The old school building May 2012
The old school building May 2012

The school was founded by Francis, 2nd Earl of Bedford who, on 5th July 1582 conveyed to trustees a piece of land 58 feet long by 26 feet wide, late in the tenure of John Makant, in Woburn, “on which a house for a free school is erected”, together with the house. “The statutes for the schools at Woborne” were drawn up by the Earl.

The original endowment of the school was £100 “to the end that with the profits thereof a schoolemaster … might have maintenance”. Other people also made bequests to the school: William Stanton of Eversholt in his will of June 1582 gave to the free school “nowe buildinge att Woburne a blacke cowe called Jenkins” [ABP/W1582/60] and Joan Balls of Woburn in November 1587 left twenty shillings a year for two years towards the schoolmaster’s stipend and 13/4 “to the byenge of Scapula his Lexicon to continue and remayne in the Scholehouse of Ooburne for the benefit of Schollers” [ABP/P30/12/1587]. Scapula’s Lexicon was a dictionary of Greek and Latin words. This will was witnessed by Humfrey Hill, schoolmaster.

In 1602 however, the schoolmaster, John Armitage, was writing to Hugh Vaughan a trustee and “chief patron” of Woburn school to complain about the “weake and uncertaine estate of the schoole”, saying that he was finding it difficult to collect the interest on the endowment, and that two yards which had been given to the school by Francis, 2nd Earl of Bedford, and which the school had enjoyed the use of since his time, were in danger of being taken away by the “sinister dealing” of Francis Staunton, late bailiff of the old Countess of Bedford and his brother Thomas. Not surprisingly he left Woburn and was replaced by James Tonge in 1603.
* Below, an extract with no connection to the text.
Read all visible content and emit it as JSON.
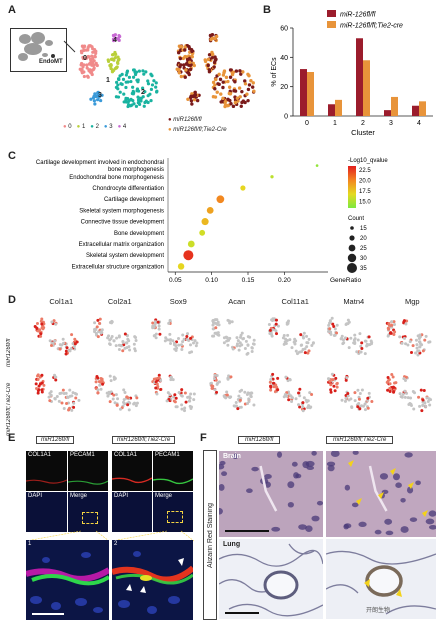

A deed of 1622 states that no interest on the £100 had been paid for many years and that the principal sum was in danger of being lost, so in that year Francis, Lord Russell, imposed a £10 yearly rent charge on the Manor of Woburn for the “maintenance of the said schoole and scholemaster there forever”. The greater part of the £100 endowment had somehow found its way into the hands of Thomas Catesby who died deeply in debt in 1619.

Further references to the schoolmasters of the Free School are to be found in the Woburn parish registers. Under the heading “Buryd of the plague anno domini 1625” is listed James Tong, master of the free school, no doubt the man who had arrived in 1603, with five of his children. Other names which appear are: 1636-1637 William Roberts; 1643 Master Clertherall; 1654 Titus Kidman; 1682 William Lawson (described as a scrivener in his will); 1706 Samuel Knight; 1709 Samuel Davis; 1742 Thomas Thornicraft; 1787 John Foster; 1789 James Shaw and 1798 William Adam.

John Foster evidently was a man endowed with the versatility often expected of village schoolmasters in the eighteenth century. In his will he bequeaths to his son William Foster “my Violin, German Flute, Hautboy and the Bassoon” (if not demanded by the parish), with all Books of Music, a Bible with his name in it, Martin’s Dictionary, “my English Grammars and Arithmetics being Books used in the School and Wing’s Art of Surveying and Slide Rule” [ABP/W1787/13].

Though Francis, Earl of Bedford, had intended the free school to be a grammar school, teaching Latin and Greek in preparation for the universities, by the eighteenth century it had become an ordinary charity school. Accounts in the Russell Archive at Bedfordshire and Luton Archives and Records Service show that from 1706 to 1722 there were thirty boys who were clothed by the Duke at Whitsuntide every year; bills appear for 30 coats, 30 pairs of breeches, 60 shirts, bands, caps, stockings, shoes and buckles. The Duchess seems to have founded a private charity of her own for a school where fifteen charity girls were clothed and taught knitting, sewing and working samplers.

The old school building was listed by the former Ministry of Works in October 1952 as Grade II, of special interest. The listing notes that the original building was reworked around 1830 by Edward Blore. There was also reworking later in the 19th century. The building is constructed of coursed ironstone with ashlar dressings and has a clay tile roof. It is a rectangular structure, formerly consisting of two storeys and attics. The first floor was later removed.